Rutland coalition takes on crime, quality of life issues

RUTLAND, Vt. (WCAX) – Drug addiction, homelessness, and crime are issues many Vermont communities are grappling with, and community leaders in Rutland continue to envision a better way to address them.

“I remember being in high school and the first Project Vision iteration coming and speaking to my homeroom and talking about the reduction in crime through community policing,” said Kiana McClure, who now serves as Project VISION’s co-chair.

The coalition of over 300 area organizations has the mission of turning the Marble City into one of the safest places in the state and country. Rutland Mayor Mike Doenges says the idea was originally pitched as community policing but has evolved into something bigger. “It’s about connecting community resources for those that are the most in need in our community. And instead of just sending a police officer to go deal with a challenge, you’re sending community resource officers, you’re having a community saying, I know where need is, and meeting that need,” he said.

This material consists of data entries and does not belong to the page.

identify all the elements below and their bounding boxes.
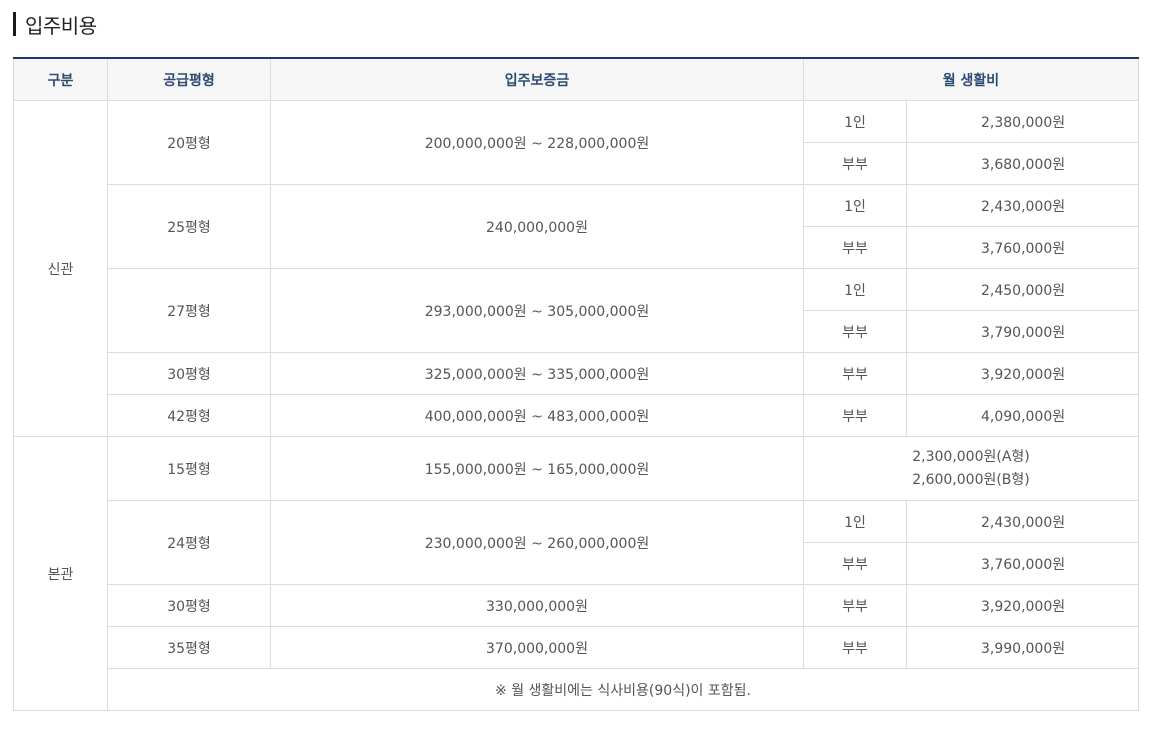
size-cell: 30평형 [107, 584, 271, 627]
fee-type-cell: 부부 [803, 626, 907, 669]
category-cell: 본관 [13, 436, 108, 711]
table-row: 25평형 240,000,000원 1인 2,430,000원 [14, 184, 1139, 269]
deposit-cell: 400,000,000원 ~ 483,000,000원 [270, 394, 804, 437]
table-row: 24평형 230,000,000원 ~ 260,000,000원 1인 2,43… [14, 500, 1139, 585]
fee-type-cell: 부부 [803, 542, 907, 585]
section-heading: 입주비용 [13, 10, 97, 38]
header-deposit: 입주보증금 [270, 57, 804, 101]
table-row: 30평형 330,000,000원 부부 3,920,000원 [14, 584, 1139, 627]
deposit-cell: 330,000,000원 [270, 584, 804, 627]
fee-amount-cell: 2,450,000원 [906, 268, 1139, 311]
fee-amount-cell: 2,430,000원 [906, 184, 1139, 227]
deposit-cell: 293,000,000원 ~ 305,000,000원 [270, 268, 804, 353]
fee-type-cell: 부부 [803, 310, 907, 353]
deposit-cell: 155,000,000원 ~ 165,000,000원 [270, 436, 804, 501]
table-header-row: 구분 공급평형 입주보증금 월 생활비 [13, 57, 1139, 101]
fee-type-cell: 1인 [803, 268, 907, 311]
table-row: 30평형 325,000,000원 ~ 335,000,000원 부부 3,92… [14, 352, 1139, 395]
fee-amount-cell: 3,920,000원 [906, 352, 1139, 395]
fee-amount-cell: 3,680,000원 [906, 142, 1139, 185]
fee-amount-cell: 2,430,000원 [906, 500, 1139, 543]
header-monthly-fee: 월 생활비 [803, 57, 1139, 101]
fee-amount-cell: 3,760,000원 [906, 542, 1139, 585]
deposit-cell: 200,000,000원 ~ 228,000,000원 [270, 100, 804, 185]
size-cell: 42평형 [107, 394, 271, 437]
footnote: ※ 월 생활비에는 식사비용(90식)이 포함됨. [107, 668, 1139, 711]
deposit-cell: 325,000,000원 ~ 335,000,000원 [270, 352, 804, 395]
size-cell: 15평형 [107, 436, 271, 501]
size-cell: 20평형 [107, 100, 271, 185]
move-in-cost-table: 구분 공급평형 입주보증금 월 생활비 신관 20평형 200,000,000원… [13, 57, 1139, 711]
size-cell: 35평형 [107, 626, 271, 669]
fee-type-cell: 1인 [803, 100, 907, 143]
table-row: 42평형 400,000,000원 ~ 483,000,000원 부부 4,09… [14, 394, 1139, 437]
table-row: ※ 월 생활비에는 식사비용(90식)이 포함됨. [14, 668, 1139, 711]
fee-amount-cell: 4,090,000원 [906, 394, 1139, 437]
table-row: 27평형 293,000,000원 ~ 305,000,000원 1인 2,45… [14, 268, 1139, 353]
fee-amount-b: 2,600,000원(B형) [912, 471, 1030, 488]
fee-type-cell: 부부 [803, 142, 907, 185]
size-cell: 27평형 [107, 268, 271, 353]
category-cell: 신관 [13, 100, 108, 437]
fee-amount-cell: 3,990,000원 [906, 626, 1139, 669]
table-row: 본관 15평형 155,000,000원 ~ 165,000,000원 2,30… [13, 436, 1139, 711]
heading-accent-bar [13, 12, 16, 36]
header-size: 공급평형 [107, 57, 271, 101]
fee-amount-cell: 3,790,000원 [906, 310, 1139, 353]
size-cell: 24평형 [107, 500, 271, 585]
fee-type-cell: 부부 [803, 352, 907, 395]
fee-type-cell: 부부 [803, 584, 907, 627]
table-row: 35평형 370,000,000원 부부 3,990,000원 [14, 626, 1139, 669]
size-cell: 30평형 [107, 352, 271, 395]
deposit-cell: 240,000,000원 [270, 184, 804, 269]
fee-amount-cell: 3,760,000원 [906, 226, 1139, 269]
deposit-cell: 370,000,000원 [270, 626, 804, 669]
fee-type-cell: 부부 [803, 394, 907, 437]
fee-type-cell: 1인 [803, 500, 907, 543]
fee-amount-cell: 3,920,000원 [906, 584, 1139, 627]
fee-type-cell: 1인 [803, 184, 907, 227]
page-title: 입주비용 [25, 13, 97, 38]
table-row: 신관 20평형 200,000,000원 ~ 228,000,000원 1인 2… [13, 100, 1139, 437]
deposit-cell: 230,000,000원 ~ 260,000,000원 [270, 500, 804, 585]
fee-amount-a: 2,300,000원(A형) [912, 448, 1030, 465]
fee-amount-cell: 2,380,000원 [906, 100, 1139, 143]
header-category: 구분 [13, 57, 108, 101]
size-cell: 25평형 [107, 184, 271, 269]
fee-type-cell: 부부 [803, 226, 907, 269]
merged-fee-cell: 2,300,000원(A형) 2,600,000원(B형) [803, 436, 1139, 501]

Public health issues like homelessness, theft, and drug addiction are a focus of the effort. It comes as the rate of opioid overdose deaths in 2022 among Rutland County residents was the highest in the state, according to the Vermont Department of Health,

The line between public safety and public health is very blurry if not there at all,” McClure said. “Mental health and substance abuse are both needs that need to be met from a public health perspective. But also these individual’s safety, as well as the safety of neighborhoods that they live in and are spending time in, are equally as important.”

Project VISION has also expanded its efforts beyond Rutland City and into adjacent areas. “We do not have problems that are exclusively ours,” McClure said. “We need to have collaborative strategies and collaborative organizations working hard to make sure we are all combating the same struggles that our communities are facing.”

Despite these efforts, leaders admit there is still a long way to go from where they started a decade ago.